A trio of local lawsuits, two against Roncalli High School and one against Franklin Community Schools, are all set to go federal courts, but likely won’t see trial hearings before 2021.
The two lawsuits against Roncalli both relate to guidance counselors in separate same-sex marriages who were fired by the southside Catholic school during the 2018-19 school year. The third lawsuit, against Franklin schools, concerns a girl who was allegedly bullied over the course of several years. The lawsuit alleges the school district did little to nothing to address the perpetrators.
All three lawsuits were filed with in the United States District Court for the Southern District of Indiana. Here is an update on where each stands:
Michelle Fitzgerald v. Roncalli High School and Archdiocese of Indianapolis
Roncalli counselor Shelly Fitzgerald was placed on administrative leave at the start of the 2018-19 school year when school officials discovered she is in a same-sex marriage, a move that gained national attention when the counselor appeared on the “Ellen” show.
Fitzgerald, whose contract was not renewed at the end of the school year, wants to see change in the way gay individuals are protected under the law. Any monetary gain from the lawsuit is secondary, said David Page, her Greenwood attorney.
She filed a federal lawsuit in October.
“Shelly has said from the beginning that this is not about money. This is an effort to force a change in the law to protect other similar individuals,” Page said. “To protect people after her is her biggest goal.”
The case may be delayed if the judge grants Roncalli a motion to wait until the U.S. Supreme Court decides on two cases determining if Title VII of the Civil Rights Act of 1964 prohibits discrimination on the basis of sexual orientation, Page said.

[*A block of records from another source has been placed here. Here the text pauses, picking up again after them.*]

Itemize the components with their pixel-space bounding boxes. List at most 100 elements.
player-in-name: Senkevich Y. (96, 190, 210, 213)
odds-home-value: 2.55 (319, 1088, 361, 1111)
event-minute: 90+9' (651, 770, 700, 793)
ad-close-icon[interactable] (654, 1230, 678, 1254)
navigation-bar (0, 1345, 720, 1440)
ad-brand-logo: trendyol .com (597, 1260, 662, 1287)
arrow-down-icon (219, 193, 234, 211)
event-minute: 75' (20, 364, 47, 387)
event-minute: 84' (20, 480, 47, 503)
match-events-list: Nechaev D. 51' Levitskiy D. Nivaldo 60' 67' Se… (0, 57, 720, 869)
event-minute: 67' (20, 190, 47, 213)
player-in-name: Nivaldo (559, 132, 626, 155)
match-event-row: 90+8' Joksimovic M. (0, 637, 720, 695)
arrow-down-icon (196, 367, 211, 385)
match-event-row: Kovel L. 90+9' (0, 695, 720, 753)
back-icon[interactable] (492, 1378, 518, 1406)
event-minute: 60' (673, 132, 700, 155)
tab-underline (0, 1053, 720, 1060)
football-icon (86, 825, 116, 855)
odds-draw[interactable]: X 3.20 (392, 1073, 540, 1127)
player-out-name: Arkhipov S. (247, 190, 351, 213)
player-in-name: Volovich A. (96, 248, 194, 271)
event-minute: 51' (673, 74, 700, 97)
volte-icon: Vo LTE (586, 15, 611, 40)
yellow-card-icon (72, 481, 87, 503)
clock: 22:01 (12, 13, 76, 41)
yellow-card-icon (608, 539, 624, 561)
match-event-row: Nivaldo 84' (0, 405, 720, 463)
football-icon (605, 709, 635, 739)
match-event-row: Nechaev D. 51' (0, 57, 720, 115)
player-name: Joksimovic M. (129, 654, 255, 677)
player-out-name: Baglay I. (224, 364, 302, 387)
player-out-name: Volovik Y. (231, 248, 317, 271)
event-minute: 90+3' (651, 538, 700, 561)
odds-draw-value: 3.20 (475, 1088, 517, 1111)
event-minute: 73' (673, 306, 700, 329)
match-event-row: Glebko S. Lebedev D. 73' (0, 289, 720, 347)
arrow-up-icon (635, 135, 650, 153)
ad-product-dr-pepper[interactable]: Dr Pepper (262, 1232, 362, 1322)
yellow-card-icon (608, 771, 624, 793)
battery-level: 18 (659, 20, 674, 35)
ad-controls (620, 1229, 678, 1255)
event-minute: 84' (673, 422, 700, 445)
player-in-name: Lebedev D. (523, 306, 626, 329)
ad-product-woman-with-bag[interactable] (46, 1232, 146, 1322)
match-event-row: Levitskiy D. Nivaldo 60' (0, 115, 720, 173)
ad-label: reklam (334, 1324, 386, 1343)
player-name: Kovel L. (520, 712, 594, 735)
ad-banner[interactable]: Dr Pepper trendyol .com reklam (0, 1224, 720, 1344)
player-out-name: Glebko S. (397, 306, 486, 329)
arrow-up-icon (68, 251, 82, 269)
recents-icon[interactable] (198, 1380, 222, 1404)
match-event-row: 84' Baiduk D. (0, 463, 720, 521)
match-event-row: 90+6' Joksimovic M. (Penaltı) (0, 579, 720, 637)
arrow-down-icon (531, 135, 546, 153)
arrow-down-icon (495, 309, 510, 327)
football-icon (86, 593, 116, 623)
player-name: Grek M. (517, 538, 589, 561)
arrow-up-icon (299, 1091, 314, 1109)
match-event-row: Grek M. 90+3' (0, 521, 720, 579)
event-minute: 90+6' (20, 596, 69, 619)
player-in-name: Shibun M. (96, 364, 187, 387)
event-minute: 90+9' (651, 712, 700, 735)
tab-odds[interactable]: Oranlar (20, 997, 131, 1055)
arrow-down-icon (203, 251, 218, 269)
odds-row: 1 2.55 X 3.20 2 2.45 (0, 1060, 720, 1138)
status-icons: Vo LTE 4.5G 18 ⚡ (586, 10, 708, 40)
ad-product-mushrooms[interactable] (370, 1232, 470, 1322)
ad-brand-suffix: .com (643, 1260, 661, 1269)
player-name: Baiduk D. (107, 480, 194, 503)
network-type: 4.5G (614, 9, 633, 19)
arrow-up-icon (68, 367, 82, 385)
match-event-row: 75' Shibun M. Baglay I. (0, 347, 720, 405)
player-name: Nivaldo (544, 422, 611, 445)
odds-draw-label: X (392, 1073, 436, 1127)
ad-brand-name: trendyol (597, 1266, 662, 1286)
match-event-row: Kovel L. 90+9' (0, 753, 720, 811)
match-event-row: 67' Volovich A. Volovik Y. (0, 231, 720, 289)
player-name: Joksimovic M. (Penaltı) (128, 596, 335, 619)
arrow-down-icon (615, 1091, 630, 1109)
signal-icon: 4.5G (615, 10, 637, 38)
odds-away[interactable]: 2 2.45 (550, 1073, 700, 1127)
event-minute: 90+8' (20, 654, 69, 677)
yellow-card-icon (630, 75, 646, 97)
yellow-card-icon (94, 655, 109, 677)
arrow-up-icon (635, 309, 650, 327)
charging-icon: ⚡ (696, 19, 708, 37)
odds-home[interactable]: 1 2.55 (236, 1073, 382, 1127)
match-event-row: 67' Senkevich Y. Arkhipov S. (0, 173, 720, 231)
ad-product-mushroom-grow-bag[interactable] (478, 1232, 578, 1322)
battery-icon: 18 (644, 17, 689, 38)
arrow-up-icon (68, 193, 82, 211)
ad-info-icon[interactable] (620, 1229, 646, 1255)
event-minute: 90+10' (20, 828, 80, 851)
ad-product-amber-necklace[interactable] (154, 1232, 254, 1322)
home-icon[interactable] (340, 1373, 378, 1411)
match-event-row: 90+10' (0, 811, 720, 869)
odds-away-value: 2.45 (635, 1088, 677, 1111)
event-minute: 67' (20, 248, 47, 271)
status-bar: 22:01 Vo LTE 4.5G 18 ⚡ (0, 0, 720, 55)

Title VII prohibits discrimination in employment based on gender, race, color, national origin and religion. The gray area, and something that has weight on both the cases of Fitzgerald and a second counselor, Lynn Starkey, who was fired from Roncalli for the same reason, is if the prohibition on gender discrimination carries over to sexual orientation, which is what the Supreme Court will decide, he said.
Even if a judge rules that Roncalli did not violate Title VII, Fitzgerald should have a case based on a retaliation claim, meaning the judge could rule Roncalli acted in retaliation against Fitzgerald’s father, who wasn’t allowed to serve as a volunteer at the school’s senior retreat after he appeared on television at a rally for Fitzgerald, holding a sign that read, “Please treat my daughter Shelly kindly,” according to the lawsuit.
Lynn Starkey v. Roncalli High School and Archdiocese of Indianapolis
Months after Fitzgerald was put on leave for being in a same-sex marriage, Roncalli counselor Lynn Starkey was told her contract at the school would not be renewed either. Starkey, who is also married to a woman, is seeking a federal ruling as well.
Her lawyer, Chris Stake of Indianapolis, filed a federal lawsuit in July, also claiming discrimination under Title VII. The jury trial in that case is set for Feb. 22, 2021. Both parties are in the discovery process of the case right now, as they try and bolster their arguments, Stake said.
The chance of a settlement being reached before a trial are slim to none, he said.
“Cases can settle at any time, but this is not one either side is optimistic about settling,” Stake said.
As is the case with Fitzgerald, the Archdiocese of Indianapolis views Starkey’s marriage as something that is fundamentally against the teachings of the Catholic Church, Archdiocese spokesperson Greg Otolski said after Starkey’s contract was not renewed.
“Ms. Starkey is currently in breach of her contract with Roncalli High School,” Otolski said in an email. “She is in a civil union that is considered ‘contrary to a valid marriage as seen through the eyes of the Catholic Church.’
The 2019-20 contract language will contain the same language. Therefore, Ms. Starkey could not in good faith enter into the contract as long as she is unable to abide by the terms of the contract.”
Plaintiffs v. Franklin Community School Corporation
A lawsuit filed in May against Franklin Community Schools claims that the child of two anonymous plaintiffs was driven to multiple suicide attempts by the student’s peers. It also claims that the school did nothing to reprimand the students.
The plaintiffs’ attorney, Thomas Blessing of Fishers, said a settlement conference was postponed and has not been rescheduled. A jury trial is set for January of 2021, Blessing said.
The lawsuit covers events that date back to 2015. During that time, the student “was the victim of a lengthy, severe and pervasive campaign of verbal and physical harassment by other students at school and on the school bus,” according to the lawsuit.
The goal of the lawsuit is to hold Franklin schools responsible for its inaction and attain a federal ruling that would help families in similar situations across the county, Blessing said in May.
“We want to make sure we stop this from happening, but schools often don’t take action until they’re forced. The school district knew about both suicide attempts. It continued to happen. The parents begged for years,” Blessing said.
Although Superintendent David Clendening would not comment on the lawsuit when it was filed, he has said at different grade levels students are educated about bullying and learn how to be inclusive and accepting of others.